Elon Musk: SpaceX will livestream moon mission in VR

You no doubt heard the news about Elon Musk’s SpaceX project that will take a billionaire to the moon. Tuesday, he tweeted that they would livestream the moon mission in VR. And in high def, no less.

All this is somewhat down the road – 2023 or later. Getting to the moon is no small feat (we haven’t been there since 1972 when Pink Floyd was working on Dark Side of the Moon).

Bringing everyone else along in Virtual Reality would also be no small feat.

Musk thinks it can be done since SpaceX’s Starlink global satellite broadband service will be available by then (two of the satellites are already in orbit). And that would even allow streaming from the dark side of the moon.

Moon mission in VR

moon mission in VR - Weightless violin player
A violin performance in zero-gravity? Perhaps, if Elon Musk’s vision pans out.

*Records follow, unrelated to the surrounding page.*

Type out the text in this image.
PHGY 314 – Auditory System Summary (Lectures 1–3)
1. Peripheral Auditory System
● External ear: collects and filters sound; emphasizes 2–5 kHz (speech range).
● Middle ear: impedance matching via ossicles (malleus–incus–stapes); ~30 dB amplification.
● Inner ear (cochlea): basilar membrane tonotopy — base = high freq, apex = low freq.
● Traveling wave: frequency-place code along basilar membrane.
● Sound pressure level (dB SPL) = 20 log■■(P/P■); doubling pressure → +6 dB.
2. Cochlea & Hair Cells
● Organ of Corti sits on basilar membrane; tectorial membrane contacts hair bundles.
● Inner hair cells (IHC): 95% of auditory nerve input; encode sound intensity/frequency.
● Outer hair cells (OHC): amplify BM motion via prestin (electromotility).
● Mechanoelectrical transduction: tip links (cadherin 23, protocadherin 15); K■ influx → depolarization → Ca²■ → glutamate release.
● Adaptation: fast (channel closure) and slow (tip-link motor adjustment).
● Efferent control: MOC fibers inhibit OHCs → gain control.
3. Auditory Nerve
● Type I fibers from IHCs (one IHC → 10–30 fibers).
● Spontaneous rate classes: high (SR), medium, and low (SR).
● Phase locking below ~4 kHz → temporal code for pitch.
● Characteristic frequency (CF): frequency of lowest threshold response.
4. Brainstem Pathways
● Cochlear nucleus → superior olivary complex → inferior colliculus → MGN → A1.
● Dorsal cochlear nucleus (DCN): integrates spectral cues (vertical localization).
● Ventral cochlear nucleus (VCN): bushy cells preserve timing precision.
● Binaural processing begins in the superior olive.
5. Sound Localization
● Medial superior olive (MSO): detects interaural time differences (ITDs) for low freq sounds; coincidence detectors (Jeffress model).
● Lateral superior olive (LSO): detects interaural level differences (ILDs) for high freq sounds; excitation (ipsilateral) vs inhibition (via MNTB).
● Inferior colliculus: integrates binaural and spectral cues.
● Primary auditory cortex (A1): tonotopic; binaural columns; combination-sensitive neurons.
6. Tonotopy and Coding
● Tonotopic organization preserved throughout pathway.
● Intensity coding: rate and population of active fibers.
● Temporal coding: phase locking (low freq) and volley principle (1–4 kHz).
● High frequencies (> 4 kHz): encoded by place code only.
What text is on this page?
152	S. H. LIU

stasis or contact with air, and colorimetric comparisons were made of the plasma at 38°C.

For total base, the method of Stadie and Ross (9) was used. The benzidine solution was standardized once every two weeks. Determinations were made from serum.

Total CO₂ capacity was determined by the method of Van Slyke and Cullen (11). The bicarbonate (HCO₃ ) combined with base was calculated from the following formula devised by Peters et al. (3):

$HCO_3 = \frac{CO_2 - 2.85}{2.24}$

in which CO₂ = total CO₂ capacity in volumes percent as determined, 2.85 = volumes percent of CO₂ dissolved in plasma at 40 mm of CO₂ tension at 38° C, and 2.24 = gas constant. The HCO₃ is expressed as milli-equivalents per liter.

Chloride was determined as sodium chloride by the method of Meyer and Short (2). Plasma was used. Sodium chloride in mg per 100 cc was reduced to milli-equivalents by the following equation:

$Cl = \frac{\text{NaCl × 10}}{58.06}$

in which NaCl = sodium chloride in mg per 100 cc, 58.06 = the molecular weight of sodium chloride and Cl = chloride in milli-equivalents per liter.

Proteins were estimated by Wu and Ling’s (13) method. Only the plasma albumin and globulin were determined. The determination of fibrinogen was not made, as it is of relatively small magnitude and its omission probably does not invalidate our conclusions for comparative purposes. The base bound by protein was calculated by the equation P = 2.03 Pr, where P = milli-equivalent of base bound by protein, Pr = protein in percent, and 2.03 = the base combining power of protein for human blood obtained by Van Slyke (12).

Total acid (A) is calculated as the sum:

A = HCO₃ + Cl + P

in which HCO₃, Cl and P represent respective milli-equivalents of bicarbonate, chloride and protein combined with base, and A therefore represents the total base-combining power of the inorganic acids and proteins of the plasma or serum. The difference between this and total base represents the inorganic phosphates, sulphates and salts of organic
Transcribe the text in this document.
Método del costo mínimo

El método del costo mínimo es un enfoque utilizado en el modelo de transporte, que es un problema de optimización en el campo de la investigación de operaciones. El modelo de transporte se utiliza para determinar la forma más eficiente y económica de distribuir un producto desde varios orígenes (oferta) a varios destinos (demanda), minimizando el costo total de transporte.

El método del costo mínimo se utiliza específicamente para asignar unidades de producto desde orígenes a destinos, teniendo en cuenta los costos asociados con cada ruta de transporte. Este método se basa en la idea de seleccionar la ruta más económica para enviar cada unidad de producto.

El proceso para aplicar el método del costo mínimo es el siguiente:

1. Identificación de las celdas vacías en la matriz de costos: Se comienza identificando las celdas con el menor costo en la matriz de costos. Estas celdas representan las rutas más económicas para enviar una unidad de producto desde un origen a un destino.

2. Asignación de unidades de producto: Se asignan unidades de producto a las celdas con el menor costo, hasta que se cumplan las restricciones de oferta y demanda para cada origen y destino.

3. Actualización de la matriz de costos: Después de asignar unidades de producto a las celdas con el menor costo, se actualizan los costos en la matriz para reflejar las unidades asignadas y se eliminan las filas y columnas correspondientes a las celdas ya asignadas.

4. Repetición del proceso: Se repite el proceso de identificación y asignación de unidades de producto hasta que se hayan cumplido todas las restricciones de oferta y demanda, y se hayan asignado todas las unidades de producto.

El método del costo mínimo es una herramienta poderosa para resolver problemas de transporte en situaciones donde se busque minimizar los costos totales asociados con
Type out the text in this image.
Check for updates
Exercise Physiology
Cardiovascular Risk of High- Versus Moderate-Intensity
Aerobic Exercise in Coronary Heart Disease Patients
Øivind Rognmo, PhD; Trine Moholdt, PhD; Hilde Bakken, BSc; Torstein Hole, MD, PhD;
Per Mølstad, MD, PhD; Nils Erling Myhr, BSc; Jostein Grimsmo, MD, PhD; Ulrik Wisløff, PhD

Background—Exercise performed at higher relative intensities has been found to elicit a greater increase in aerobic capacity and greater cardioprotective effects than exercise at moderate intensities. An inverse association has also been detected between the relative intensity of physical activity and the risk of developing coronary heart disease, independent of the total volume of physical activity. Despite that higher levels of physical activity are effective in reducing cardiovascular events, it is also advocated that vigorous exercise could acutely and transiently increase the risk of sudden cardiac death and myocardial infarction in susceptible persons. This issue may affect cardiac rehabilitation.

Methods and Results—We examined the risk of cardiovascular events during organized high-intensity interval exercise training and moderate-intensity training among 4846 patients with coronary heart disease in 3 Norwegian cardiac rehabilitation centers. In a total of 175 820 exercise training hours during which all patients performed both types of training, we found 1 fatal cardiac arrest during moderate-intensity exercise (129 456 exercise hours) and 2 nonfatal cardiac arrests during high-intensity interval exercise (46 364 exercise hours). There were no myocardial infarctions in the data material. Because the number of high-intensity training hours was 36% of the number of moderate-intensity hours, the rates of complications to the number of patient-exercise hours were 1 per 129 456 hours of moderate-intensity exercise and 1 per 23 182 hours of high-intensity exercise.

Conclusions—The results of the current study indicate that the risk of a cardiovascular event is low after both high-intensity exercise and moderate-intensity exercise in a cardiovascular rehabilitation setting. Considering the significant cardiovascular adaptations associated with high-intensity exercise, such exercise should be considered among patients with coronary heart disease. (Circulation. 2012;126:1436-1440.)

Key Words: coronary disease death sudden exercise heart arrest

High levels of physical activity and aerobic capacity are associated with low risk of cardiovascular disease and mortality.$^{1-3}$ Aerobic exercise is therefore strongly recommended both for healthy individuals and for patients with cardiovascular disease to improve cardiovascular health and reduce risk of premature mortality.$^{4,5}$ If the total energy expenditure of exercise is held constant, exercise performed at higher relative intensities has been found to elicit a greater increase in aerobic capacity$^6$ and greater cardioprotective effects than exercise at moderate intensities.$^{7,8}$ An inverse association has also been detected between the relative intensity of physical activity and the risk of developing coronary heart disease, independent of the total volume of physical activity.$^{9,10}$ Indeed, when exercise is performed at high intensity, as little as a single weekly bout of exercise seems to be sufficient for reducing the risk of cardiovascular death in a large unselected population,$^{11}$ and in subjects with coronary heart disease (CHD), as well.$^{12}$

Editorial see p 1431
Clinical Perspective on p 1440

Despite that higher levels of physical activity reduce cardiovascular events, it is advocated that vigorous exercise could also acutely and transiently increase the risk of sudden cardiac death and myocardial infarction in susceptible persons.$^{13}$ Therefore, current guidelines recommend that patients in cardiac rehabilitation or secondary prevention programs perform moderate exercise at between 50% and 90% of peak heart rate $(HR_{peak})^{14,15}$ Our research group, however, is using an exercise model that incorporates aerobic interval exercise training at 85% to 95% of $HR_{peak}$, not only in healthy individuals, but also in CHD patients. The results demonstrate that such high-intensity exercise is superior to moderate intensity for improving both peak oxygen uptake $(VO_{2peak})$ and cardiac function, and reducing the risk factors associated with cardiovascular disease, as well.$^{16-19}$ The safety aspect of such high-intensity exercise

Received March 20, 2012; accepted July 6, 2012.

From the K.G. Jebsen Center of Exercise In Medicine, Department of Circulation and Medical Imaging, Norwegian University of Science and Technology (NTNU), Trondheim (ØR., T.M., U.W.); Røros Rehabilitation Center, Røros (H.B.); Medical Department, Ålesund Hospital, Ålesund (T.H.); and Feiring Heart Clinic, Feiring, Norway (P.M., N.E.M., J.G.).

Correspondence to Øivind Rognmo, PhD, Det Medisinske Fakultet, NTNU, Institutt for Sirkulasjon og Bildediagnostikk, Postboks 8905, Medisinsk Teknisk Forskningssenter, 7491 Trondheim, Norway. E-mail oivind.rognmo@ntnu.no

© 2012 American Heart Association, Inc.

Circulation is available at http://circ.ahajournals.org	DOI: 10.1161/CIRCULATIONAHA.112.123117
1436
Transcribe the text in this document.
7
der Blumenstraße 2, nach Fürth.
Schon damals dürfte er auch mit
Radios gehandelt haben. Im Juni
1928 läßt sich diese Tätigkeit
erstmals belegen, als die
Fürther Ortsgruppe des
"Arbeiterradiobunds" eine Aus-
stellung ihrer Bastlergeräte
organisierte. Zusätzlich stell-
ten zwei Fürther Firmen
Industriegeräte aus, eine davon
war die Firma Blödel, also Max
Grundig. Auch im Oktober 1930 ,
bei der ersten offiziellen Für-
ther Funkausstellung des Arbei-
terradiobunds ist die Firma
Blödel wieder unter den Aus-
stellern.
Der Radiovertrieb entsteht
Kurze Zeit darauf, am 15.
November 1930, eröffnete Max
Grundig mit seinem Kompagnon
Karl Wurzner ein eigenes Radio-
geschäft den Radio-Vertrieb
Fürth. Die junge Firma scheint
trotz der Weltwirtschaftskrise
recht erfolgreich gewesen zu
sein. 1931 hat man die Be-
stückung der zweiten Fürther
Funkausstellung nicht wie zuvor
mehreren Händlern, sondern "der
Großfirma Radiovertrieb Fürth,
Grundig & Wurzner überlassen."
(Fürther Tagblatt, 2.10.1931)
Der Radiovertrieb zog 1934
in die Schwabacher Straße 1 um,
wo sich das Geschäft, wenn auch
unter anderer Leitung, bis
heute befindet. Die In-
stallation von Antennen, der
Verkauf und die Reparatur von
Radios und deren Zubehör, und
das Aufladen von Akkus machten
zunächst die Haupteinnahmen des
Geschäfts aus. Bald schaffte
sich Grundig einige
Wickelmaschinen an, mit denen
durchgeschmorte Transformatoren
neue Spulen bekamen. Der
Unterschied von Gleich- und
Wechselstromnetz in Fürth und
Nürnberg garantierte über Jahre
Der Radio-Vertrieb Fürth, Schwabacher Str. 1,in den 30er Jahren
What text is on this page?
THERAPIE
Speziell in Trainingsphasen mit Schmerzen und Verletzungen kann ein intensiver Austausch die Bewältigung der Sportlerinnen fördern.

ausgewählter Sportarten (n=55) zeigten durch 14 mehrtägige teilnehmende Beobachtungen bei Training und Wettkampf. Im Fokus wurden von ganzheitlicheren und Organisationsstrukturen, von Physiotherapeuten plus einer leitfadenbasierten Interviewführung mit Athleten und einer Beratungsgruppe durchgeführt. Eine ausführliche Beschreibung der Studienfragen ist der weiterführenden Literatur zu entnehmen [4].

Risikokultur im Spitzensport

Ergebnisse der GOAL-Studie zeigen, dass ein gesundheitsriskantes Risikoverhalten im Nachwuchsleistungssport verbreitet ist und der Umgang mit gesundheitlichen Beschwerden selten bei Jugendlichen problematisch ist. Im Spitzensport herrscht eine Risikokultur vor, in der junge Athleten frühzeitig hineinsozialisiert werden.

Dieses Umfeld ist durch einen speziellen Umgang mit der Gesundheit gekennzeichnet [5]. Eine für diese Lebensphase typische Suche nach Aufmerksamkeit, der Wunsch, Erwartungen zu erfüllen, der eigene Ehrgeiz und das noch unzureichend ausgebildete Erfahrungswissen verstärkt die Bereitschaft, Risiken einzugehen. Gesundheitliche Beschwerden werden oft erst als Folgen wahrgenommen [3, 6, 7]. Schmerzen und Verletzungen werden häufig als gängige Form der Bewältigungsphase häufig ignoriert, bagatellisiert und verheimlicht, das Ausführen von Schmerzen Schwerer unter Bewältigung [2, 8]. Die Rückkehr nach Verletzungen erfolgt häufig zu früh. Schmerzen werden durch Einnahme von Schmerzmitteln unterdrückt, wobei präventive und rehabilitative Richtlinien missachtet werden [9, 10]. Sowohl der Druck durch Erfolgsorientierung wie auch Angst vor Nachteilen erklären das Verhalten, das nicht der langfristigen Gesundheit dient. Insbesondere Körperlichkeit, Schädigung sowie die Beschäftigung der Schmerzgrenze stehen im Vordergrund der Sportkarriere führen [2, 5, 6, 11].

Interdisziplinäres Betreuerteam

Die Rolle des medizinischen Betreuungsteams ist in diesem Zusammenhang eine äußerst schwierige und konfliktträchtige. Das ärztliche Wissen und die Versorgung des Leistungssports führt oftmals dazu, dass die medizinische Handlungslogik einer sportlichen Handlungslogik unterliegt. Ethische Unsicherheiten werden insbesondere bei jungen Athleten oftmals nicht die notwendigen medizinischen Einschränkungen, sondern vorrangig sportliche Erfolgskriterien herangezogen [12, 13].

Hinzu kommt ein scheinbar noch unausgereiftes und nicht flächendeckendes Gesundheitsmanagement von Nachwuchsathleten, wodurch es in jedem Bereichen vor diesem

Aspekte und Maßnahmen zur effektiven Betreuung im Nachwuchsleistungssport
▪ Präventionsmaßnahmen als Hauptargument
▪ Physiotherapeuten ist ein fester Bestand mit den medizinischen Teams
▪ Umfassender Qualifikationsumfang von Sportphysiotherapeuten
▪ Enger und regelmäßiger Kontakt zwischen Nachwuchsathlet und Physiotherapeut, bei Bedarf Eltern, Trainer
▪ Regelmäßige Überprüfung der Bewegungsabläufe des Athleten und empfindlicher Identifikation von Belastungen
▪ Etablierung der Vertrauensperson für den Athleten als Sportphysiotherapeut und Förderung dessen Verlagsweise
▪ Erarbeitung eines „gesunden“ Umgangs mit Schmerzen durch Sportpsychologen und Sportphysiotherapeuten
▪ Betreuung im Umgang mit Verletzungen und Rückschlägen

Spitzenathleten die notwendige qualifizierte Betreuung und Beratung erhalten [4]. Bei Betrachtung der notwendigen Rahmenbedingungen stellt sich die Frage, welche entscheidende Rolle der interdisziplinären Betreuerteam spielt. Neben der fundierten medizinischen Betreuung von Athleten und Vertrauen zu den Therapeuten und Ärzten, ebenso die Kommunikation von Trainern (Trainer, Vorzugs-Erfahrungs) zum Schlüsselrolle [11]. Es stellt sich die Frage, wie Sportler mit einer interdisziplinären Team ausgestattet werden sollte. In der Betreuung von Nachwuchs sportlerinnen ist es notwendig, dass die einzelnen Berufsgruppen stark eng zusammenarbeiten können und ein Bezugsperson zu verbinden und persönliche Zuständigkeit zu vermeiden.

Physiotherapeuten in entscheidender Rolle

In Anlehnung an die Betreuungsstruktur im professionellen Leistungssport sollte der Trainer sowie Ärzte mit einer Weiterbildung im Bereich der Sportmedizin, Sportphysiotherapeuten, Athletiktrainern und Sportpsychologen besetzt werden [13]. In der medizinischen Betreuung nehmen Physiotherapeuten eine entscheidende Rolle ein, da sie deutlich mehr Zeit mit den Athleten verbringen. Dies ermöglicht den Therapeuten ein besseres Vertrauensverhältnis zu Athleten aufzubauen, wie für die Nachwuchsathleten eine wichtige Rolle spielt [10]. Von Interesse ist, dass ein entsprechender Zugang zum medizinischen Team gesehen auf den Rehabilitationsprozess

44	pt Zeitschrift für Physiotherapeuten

According to CNet, the billionaire Yusaku Maezawa

. . . revealed Monday that he purchased all of the available seats on the still under-development BFR spaceship that SpaceX hopes to use for the moon mission. He says he intends to take a group of artists, including musicians, architects and writers, with him on the trip.

Musk posted an intriguing image showing a woman playing a violin in zero gravity inside the BFR spaceship with a backdrop of space behind her. This might give us a taste of what we could see by traveling along in VR, assuming Musk’s promise holds.

It’s a fascinating development when you think back to that grainy video (in itself, an astonishing technical achievement) that amazed the public back in 1969.

First Moon landing 1969 

VR will democratize space travel

Future space travel will bring the public along – and not through the rectangular screen on the wall. We’ll be there in Augmented and Virtual Reality, every step of the way from orbiting the moon to eventually stepping foot on Mars.

And that raises fascinating issues. With the public along for the ride, amateur scientists and others will have opportunities to make discoveries that the people physically there may have missed. We could see communities organizing online to spot specific features on Mars. And there’s another side to this. The lack of an organizational filter for the data that comes back to us (transmitted via NASA, SpaceX, or whoever) will spur new debates on what is seen – or rather, experienced. And with hi-def VR livestreams in the hands of the public, we’ll also see people fabricating data and the rise of conspiracy theories over the significance and meaning of the discoveries. Just as we see now on the Web.

A moon mission in VR is just the beginning of the democratization of space exploration.